A therapeutic dose of zolpidem reduces thalamic GABA in healthy volunteers: a proton MRS study at 4 T.

Author(s): Licata SC, Jensen JE, Penetar DM, Prescot AP, Lukas SE, Renshaw PF

Affiliation(s): Behavioral Psychopharmacology Research Laboratory, McLean Hospital/Harvard Medical School, 115 Mill Street, Belmont, MA 02478, USA. slicata@mclean.harvard.edu

Publication date & source: 2009-05, Psychopharmacology (Berl)., 203(4):819-29. Epub 2009 Jan 6.

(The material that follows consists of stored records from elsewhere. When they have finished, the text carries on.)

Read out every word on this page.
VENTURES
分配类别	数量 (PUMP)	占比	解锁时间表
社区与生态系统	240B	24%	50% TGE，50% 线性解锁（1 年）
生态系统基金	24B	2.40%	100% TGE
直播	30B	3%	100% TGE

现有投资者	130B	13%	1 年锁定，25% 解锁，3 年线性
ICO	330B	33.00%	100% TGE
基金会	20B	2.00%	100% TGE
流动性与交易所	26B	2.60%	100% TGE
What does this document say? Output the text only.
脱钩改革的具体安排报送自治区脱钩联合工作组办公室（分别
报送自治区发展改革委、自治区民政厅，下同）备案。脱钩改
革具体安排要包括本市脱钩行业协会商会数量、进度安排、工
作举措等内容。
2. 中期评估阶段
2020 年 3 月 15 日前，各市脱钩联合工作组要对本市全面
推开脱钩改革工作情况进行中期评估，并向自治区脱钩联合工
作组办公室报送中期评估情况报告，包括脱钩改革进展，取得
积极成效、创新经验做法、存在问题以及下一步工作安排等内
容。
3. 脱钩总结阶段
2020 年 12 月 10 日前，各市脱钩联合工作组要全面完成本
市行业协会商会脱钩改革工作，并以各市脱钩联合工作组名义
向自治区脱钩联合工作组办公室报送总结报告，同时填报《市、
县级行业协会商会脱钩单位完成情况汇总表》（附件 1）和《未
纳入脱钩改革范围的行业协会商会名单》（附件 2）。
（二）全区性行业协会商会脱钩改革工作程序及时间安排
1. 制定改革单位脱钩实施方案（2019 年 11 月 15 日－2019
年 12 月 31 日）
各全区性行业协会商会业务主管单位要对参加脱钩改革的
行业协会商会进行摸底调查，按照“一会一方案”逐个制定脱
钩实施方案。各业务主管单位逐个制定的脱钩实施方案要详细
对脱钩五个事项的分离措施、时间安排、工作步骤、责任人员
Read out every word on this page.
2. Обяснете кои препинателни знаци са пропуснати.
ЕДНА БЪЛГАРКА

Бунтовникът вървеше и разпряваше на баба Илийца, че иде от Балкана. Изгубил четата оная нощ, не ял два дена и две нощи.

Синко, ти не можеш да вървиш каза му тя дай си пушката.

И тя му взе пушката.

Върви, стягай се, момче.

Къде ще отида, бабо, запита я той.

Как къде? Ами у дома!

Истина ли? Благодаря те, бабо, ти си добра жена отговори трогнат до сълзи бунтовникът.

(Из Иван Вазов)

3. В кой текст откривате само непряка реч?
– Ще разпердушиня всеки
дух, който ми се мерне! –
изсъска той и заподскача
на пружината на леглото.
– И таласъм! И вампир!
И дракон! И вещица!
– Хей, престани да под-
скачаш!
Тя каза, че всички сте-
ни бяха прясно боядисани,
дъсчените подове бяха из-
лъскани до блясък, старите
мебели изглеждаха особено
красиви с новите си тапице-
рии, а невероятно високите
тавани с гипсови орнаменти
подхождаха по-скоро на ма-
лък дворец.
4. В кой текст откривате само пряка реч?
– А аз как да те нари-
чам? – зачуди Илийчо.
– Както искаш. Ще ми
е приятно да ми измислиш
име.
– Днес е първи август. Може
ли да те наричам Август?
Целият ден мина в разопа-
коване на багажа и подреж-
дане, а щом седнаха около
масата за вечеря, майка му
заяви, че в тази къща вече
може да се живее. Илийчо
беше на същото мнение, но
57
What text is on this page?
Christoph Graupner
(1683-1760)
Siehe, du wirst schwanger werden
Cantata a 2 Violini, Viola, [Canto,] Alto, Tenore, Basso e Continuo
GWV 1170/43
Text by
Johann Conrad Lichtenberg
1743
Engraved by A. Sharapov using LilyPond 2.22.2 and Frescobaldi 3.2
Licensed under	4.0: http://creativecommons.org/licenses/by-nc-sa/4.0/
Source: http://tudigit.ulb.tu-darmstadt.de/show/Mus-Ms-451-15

Publication type: Randomized Controlled Trial; Research Support, N.I.H., Extramural

BACKGROUND: Zolpidem is a nonbenzodiazepine sedative/hypnotic that acts at GABA(A) receptors to influence inhibitory neurotransmission throughout the central nervous system. A great deal is known about the behavioral effects of this drug in humans and laboratory animals, but little is known about zolpidem's specific effects on neurochemistry in vivo. OBJECTIVES: We evaluated how acute administration of zolpidem affected levels of GABA, glutamate, glutamine, and other brain metabolites. MATERIALS AND METHODS: Proton magnetic resonance spectroscopy ((1)H MRS) at 4 T was employed to measure the effects of zolpidem on brain chemistry in 19 healthy volunteers. Participants underwent scanning following acute oral administration of a therapeutic dose of zolpidem (10 mg) in a within-subject, single-blind, placebo-controlled, single-visit study. In addition to neurochemical measurements from single voxels within the anterior cingulate (ACC) and thalamus, a series of questionnaires were administered periodically throughout the experimental session to assess subjective mood states. RESULTS: Zolpidem reduced GABA levels in the thalamus, but not the ACC. There were no treatment effects with respect to other metabolite levels. Self-reported ratings of "dizzy," "nauseous," "confused," and "bad effects" were increased relative to placebo, as were ratings on the sedation/intoxication (PCAG) and psychotomimetic/dysphoria (LSD) scales of the Addiction Research Center Inventory. Moreover, there was a significant correlation between the decrease in GABA and "dizzy." CONCLUSIONS: Zolpidem engendered primarily dysphoric-like effects and the correlation between reduced thalamic GABA and "dizzy" may be a function of zolpidem's interaction with alpha1GABA(A) receptors in the cerebellum, projecting through the vestibular system to the thalamus.